According to the Minnesota Department of Health’s data regarding variants in sequenced cases for the two-week surveillance period ending Jan. 14, “XBB lineages continue to ascend,” now comprising 15 percent of sequenced specimens compared to nine percent in the previous two-week period.
The MDH noted that “this is the third consecutive two-week period of growth for XBB lineages.” The proportion of specimens identified as BA.2.75 is also up for the fifth consecutive surveillance period, at 10 percent from six percent in the last period. And, while BQ.1.1 comprises the largest proportion of sequenced specimens compared to other variants, it has fallen from 45 percent last period to 40 percent this period.
We’re back to mixed signals after seeing declines in wastewater COVID levels throughout the state last week. According to the latest data out of the University of Minnesota’s Wastewater SARS-CoV2 Surveillance Study, there is a relatively even split between regions seeing increasing COVID levels and those seeing decreasing levels for the week ending Jan. 22.
The study’s north east region saw an increase of 92 percent over the prior four weeks and an increase of 68 percent over the prior week; these were the largest increases experienced this period. The study’s south west region experienced a more modest increase of 33 percent over the prior four weeks and 16 percent of the prior week.

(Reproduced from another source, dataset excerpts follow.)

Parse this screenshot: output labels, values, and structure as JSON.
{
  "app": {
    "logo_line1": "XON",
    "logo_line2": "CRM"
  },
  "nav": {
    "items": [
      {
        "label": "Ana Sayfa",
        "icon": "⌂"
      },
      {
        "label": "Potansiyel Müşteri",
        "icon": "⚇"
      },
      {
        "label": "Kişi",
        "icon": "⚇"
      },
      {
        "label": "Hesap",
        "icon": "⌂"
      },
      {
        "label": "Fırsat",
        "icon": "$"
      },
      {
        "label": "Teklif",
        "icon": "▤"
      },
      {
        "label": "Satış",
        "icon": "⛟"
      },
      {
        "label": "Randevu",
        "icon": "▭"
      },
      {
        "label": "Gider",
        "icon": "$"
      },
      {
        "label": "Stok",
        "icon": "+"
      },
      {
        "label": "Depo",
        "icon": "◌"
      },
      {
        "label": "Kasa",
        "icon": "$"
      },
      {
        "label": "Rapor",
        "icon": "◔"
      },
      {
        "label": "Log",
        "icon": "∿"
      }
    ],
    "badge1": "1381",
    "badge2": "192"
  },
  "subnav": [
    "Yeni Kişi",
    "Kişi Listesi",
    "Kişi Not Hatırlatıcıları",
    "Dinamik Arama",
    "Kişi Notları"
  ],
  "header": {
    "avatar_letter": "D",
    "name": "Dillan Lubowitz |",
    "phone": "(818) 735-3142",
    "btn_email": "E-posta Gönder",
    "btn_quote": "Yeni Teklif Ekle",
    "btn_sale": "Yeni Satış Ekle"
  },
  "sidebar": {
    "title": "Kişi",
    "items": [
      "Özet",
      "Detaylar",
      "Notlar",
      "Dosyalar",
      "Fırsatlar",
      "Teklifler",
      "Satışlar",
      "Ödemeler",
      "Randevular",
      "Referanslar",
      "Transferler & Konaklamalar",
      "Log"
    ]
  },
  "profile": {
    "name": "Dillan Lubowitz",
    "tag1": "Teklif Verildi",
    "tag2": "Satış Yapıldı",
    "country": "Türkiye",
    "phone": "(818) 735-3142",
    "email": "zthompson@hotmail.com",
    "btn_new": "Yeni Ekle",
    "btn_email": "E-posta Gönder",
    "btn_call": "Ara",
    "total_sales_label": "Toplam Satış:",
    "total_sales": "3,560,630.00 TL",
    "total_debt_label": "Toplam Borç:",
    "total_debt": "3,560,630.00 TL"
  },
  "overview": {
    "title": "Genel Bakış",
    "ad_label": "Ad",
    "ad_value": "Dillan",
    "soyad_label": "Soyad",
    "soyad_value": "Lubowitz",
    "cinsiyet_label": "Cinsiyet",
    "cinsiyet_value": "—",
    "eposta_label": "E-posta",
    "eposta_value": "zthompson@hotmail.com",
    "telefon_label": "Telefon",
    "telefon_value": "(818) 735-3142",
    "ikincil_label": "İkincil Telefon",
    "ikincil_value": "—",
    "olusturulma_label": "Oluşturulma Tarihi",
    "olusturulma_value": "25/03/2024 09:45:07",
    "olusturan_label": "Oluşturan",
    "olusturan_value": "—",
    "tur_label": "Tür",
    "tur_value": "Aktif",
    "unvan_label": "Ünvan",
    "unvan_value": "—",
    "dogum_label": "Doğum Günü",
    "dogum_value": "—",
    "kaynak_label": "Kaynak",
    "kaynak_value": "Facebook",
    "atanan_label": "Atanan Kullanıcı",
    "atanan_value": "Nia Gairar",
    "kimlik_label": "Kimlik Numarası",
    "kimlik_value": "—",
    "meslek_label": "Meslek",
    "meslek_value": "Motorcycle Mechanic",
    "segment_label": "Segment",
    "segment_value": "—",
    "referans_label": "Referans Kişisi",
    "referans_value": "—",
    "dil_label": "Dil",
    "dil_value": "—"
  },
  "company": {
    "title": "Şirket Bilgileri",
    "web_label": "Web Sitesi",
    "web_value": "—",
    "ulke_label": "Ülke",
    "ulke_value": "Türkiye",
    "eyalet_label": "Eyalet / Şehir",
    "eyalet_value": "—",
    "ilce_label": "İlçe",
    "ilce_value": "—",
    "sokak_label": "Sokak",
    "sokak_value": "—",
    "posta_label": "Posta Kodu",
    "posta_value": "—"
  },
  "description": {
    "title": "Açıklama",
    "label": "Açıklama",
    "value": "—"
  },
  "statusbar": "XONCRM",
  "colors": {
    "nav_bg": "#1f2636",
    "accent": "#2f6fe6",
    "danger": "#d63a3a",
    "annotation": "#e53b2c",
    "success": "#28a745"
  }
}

While the north east and south west both saw a trend of a larger four-week increase and relatively smaller one-week decrease, the Central region saw the opposite. The region saw an 18 percent increase over the prior four weeks and a 63 percent increase over the prior week. This indicates a rather sudden increase after a longer period of gradual decline starting in early December.
COVID levels in wastewater declined over both the prior four weeks and one week in the study’s north west, south central and south west Regions. The Twin Cities metro, the study’s largest region, saw modest declines of 10 percent over the prior four weeks and one percent over the prior week.
CDC rates one county as high risk this week and 18 as medium risk
According to the new Centers for Disease Control and Prevention’s “Community Level” COVID-19 assessments, Nobles County is the only county rated as high risk this week. This is a decrease from last week when three counties, including Nobles, were rated high risk.
Although the number of high-risk counties declined from last week, the number of counties rated medium risk is more than double the number last week, from seven last week to 18 this week. The medium-risk counties are concentrated in the southwestern, central and northwestern parts of the state.
The counties rated as medium risk or higher also have COVID hospital admissions at 10 per 100,000 or higher. Brown, Renville and Redwood counties, which are rated medium risk, each have 18 COVID hospital admissions per 100,000.
Twenty-two counties have case rates that meet the CDC’s definition of high transmission (weekly case rates of 100 or more cases per 100,000), a decrease from the 32 that met that threshold last week. Nobles County and Pope County have a weekly case rate that exceeds 200 per 100,000.
The number of counties that meet the CDC’s definition of “substantial” transmission (weekly case rates of 50-99.9 per 100,000) is relatively similar to last week, 44 counties met that definition this week compared to 48 counties last week.